In this new paradigm, the support staff round through the clinical care environments to identify clinicians who may be having trouble operating the EHR to meet their needs. When rounding, IT support can also be hailed by clinicians who need immediate assistance. We’re starting to see digital rounding tools emerge to help clinicians provide better patient care on their rounds, why not add tech-support rounding to help your IT team provide better clinician care?
Another variation of this evolving support model has the rounding IT support personnel visit the outpatient and community environments of the health system. These visits are especially effective to provide follow-up education for clinicians who had initial training within the last 30, 60, or 90 days. The success of these rounding IT support services is validated by the number of requests received from the clinicians to get the IT support staff to round at their outpatient and community facilities.
Rounding IT support services are also effective in helping clinicians better adopt new EHR capabilities delivered via upgrades. Often, the traditional emailed tip sheets don’t work well for educating clinicians on upgraded EHR capabilities.
For clinicians struggling with the EHR, alert fatigue and an overloaded patient schedule makes answering email feel more like triage and less like communication. Structured training on EHR upgrades may be effective, but in many cases don’t accommodate the schedules of the clinicians. Take the training and support to them!
Does this mean the traditional help desk is eliminated? Not necessarily, but the help desk in a rounding IT support environment is best positioned as an emergency-fix support service to resolve critical EHR performance issues.
By eliminating the help desk as the locus for clinician support and service requests, you remove a primary source of clinician frustration. Traditionally, when a clinician contacts the support desk (hopefully when they are not treating a patient) several things may happen, and most are not ideal.
First, the clinician may not be able to connect with the help desk: frustration #1. Then the clinician is given a ticket or a number that identifies their request.
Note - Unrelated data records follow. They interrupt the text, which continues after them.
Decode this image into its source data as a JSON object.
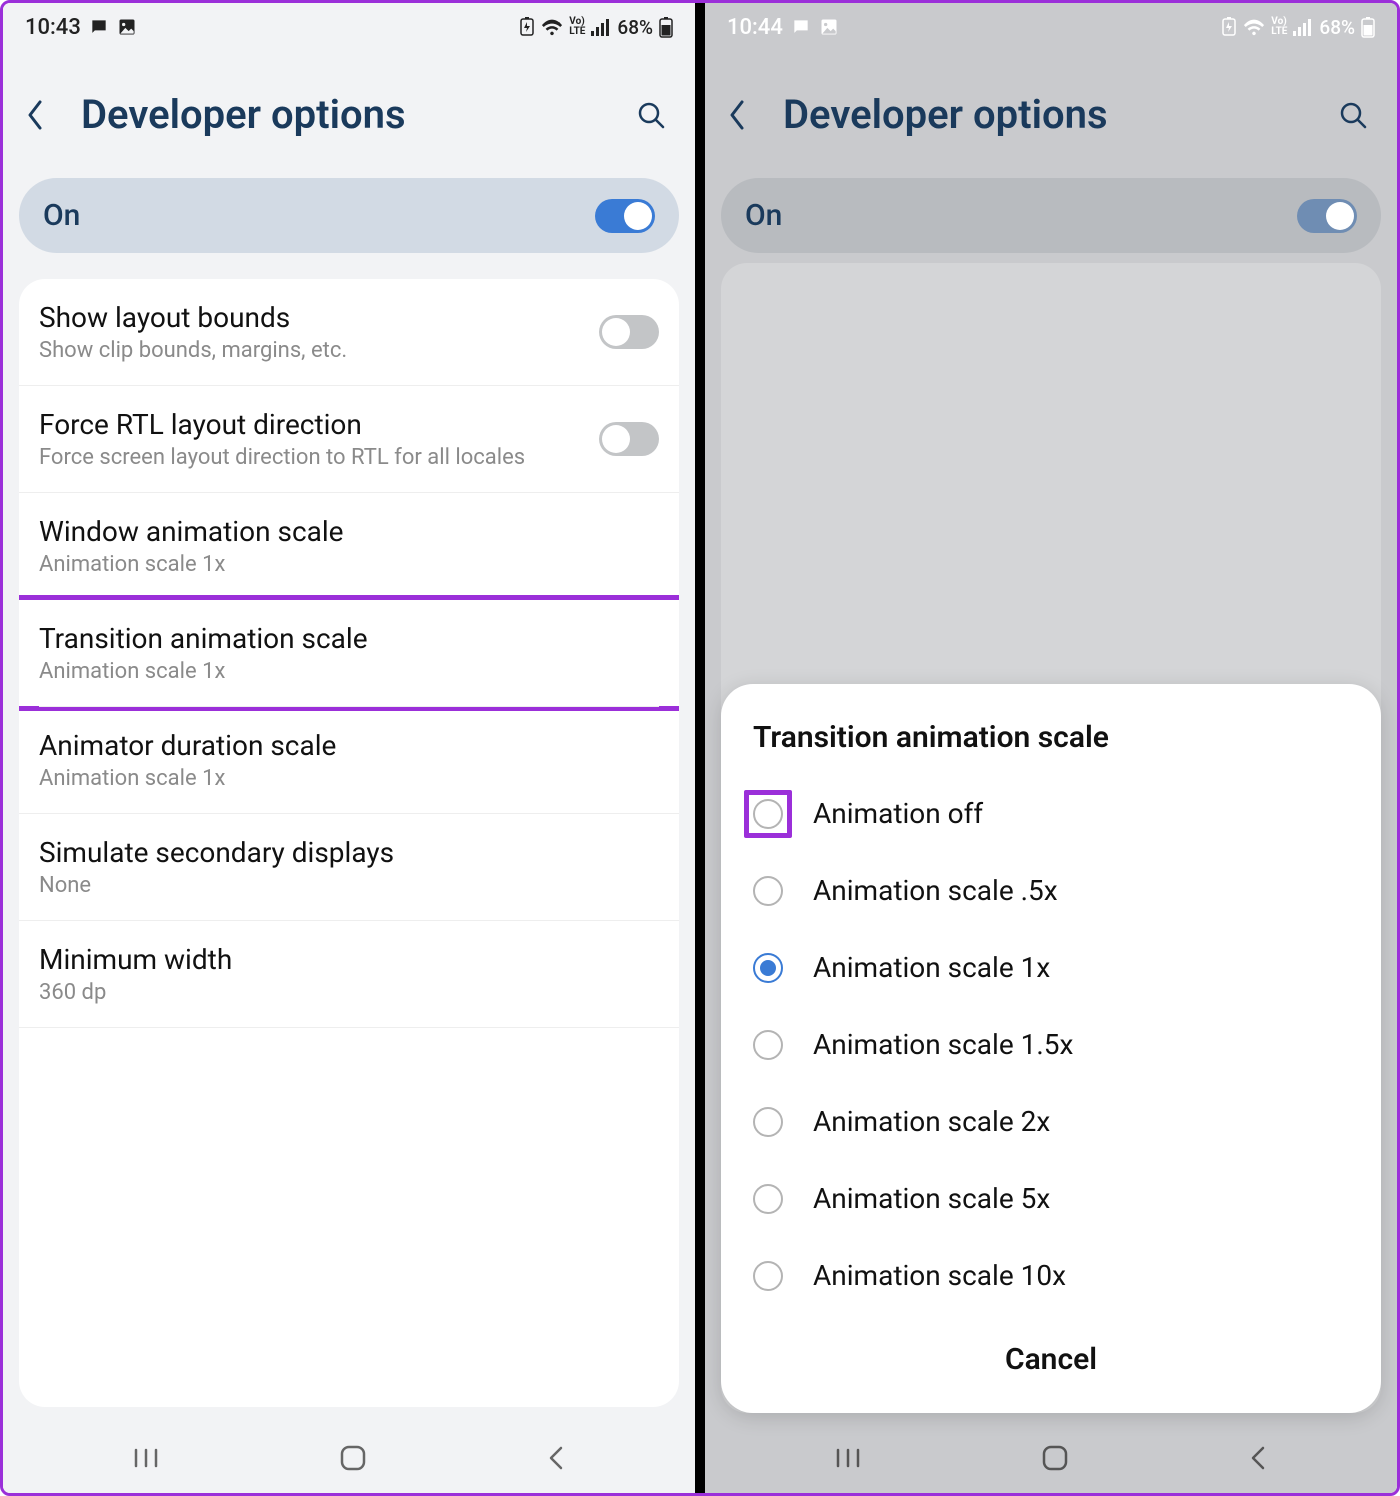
{
  "left": {
    "status": {
      "time": "10:43",
      "battery": "68%"
    },
    "header": {
      "title": "Developer options"
    },
    "toggle": {
      "label": "On"
    },
    "settings": [
      {
        "title": "Show layout bounds",
        "sub": "Show clip bounds, margins, etc.",
        "switch": true
      },
      {
        "title": "Force RTL layout direction",
        "sub": "Force screen layout direction to RTL for all locales",
        "switch": true
      },
      {
        "title": "Window animation scale",
        "sub": "Animation scale 1x"
      },
      {
        "title": "Transition animation scale",
        "sub": "Animation scale 1x",
        "highlight": true
      },
      {
        "title": "Animator duration scale",
        "sub": "Animation scale 1x"
      },
      {
        "title": "Simulate secondary displays",
        "sub": "None"
      },
      {
        "title": "Minimum width",
        "sub": "360 dp"
      }
    ],
    "cutoff": ""
  },
  "right": {
    "status": {
      "time": "10:44",
      "battery": "68%"
    },
    "header": {
      "title": "Developer options"
    },
    "toggle": {
      "label": "On"
    },
    "dialog": {
      "title": "Transition animation scale",
      "options": [
        "Animation off",
        "Animation scale .5x",
        "Animation scale 1x",
        "Animation scale 1.5x",
        "Animation scale 2x",
        "Animation scale 5x",
        "Animation scale 10x"
      ],
      "selected_index": 2,
      "highlight_index": 0,
      "cancel": "Cancel"
    }
  }
}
A timeframe for resolution may not be given or may be longer than is acceptable to the clinician: frustration #2. Finally, the clinician may have forgotten about this request until they are notified of a resolution or non-resolution of the issue weeks or months later: frustration #3. By getting the IT support staff out and rounding, you remove the “hurry up and wait” atmosphere of traditional support models.
What are the challenges with converting traditional IT support from mainly help desk services to a proactive rounding service?
The first, and possibly the most difficult: assessing the current IT support staff to determine if they have the teaching and interpersonal skills to effectively engage and work with the clinicians in at-the-elbow, patient care environments. The second hurdle to overcome will be determining if the required staff needs a skill level that demands a higher pay, and how many of these people will be required to meet demand. This will likely result in the need to create and defend an increase to the EHR IT support budget for one possibly much higher than your current help desk model requires.
At this point, I think we’ve lost the CFOs in the room. However, well trained and efficient clinicians should deliver higher quality care and patient satisfaction. Additionally, how much does it cost to recruit and train a new clinician after one leaves because they are exasperated by an outdated EHR support model that drives high levels of frustration?
While we may not have understood when Meaningful Use first came into being, digital healthcare means blending the clinical with the technical. As we’ve seen within the Arch Collaborative, innovative models such as IT support rounding contribute to successful EHR experiences. It is time for healthcare organizations to adopt rounding IT support services for their EHR environments.